India asks OPEC to stop charging premium from Asian buyers

India asks OPEC to stop charging premium from Asian buyers

India’s yearly refining capacity is 235 MT, of which, 194 MT is consumed locally.

The Dollar Business Bureau

India on Monday once again asked the Organisation of Petroleum Exporting Countries (OPEC) to end charging premium from its buyers from Asia and said that the producers would not subsidise other buyers at the expense of nations like India.

Restating India’s demand for long, Oil Minister Dharmendra Pradhan said that the oil cartel OPEC should have to work towards a ‘responsible price’ that would allow key consuming nations to offer energy to their common people.

High prices of oil will force these countries to opt for alternate sources of energy which would slow down the crude oil demand, Pradhan said while addressing the 2nd high-level meeting of OPEC-India Energy Dialogue in Vienna.

“During my last visit to Vienna for the 6th OPEC International Seminar in 2015, I had raised the issue of Asian Dividend not Asian Premium. The issue of Asian Premium still continues to exist. Our companies pay billions of dollars on this account. They still don’t understand the rationale of this cross subsidisation of tariff between West and the East,” he said.

Former Indian Oil Ministers, specifically Mani Shankar Aiyar, in the past had vociferously raised this issue of premium charging with OPEC members from Asian countries but the oil cartel has declined to act on this issue.

Pradhan further said that OPEC should treat its Asian market as major markets. The strategy in the past to incentivise western buyers, at the expense of Asian buyers, didn’t help in retaining these markets.

OPEC have to work towards responsible pricing, he said, while adding that dialogue between consumers and producers of oil would help in better understanding the perspectives of each other.

Pradhan said that India is consistently growing at more than 7% and its energy sector is growing at 7-8%, which is nearly double the rate of several developed markets.

With rising demand as well as consumption, the country is increasing its both imports and refining capacity.

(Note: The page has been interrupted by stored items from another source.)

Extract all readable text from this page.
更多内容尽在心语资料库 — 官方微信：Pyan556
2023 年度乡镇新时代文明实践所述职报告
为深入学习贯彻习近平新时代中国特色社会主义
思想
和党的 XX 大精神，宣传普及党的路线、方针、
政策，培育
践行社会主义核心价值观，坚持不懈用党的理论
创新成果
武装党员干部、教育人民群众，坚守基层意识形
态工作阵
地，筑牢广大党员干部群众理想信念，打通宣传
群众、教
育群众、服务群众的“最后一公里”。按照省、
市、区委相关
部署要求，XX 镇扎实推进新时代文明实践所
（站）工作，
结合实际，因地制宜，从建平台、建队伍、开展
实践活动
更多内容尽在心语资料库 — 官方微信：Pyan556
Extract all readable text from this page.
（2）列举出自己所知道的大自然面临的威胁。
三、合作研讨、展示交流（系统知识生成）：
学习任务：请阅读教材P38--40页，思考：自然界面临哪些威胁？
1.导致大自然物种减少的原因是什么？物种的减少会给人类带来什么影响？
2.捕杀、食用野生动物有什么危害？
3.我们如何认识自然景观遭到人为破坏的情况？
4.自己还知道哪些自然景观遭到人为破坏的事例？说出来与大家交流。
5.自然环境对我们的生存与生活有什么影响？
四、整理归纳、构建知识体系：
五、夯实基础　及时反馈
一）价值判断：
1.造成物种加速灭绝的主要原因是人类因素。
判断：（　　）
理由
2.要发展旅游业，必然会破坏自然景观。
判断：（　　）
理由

“As of now, India’s refining capacity per year is 235 million tonnes. Out of which, 194 million tonnes is consumed in the domestic market, whereas the remaining is exported. Simultaneously, the country’s energy consumption is likely to grow two-fold in the coming 15 years, he said.

“We are in fact net exporters of gasoline, naptha, jet fuel and gas oil. We are in the process of increasing our refining capacity to around 310 million tonnes by 2023. India is fast becoming a refinery hub,” he added.

In addition, Indian companies are investing around $80 billion in petrochemicals segment in the coming 3-5 years.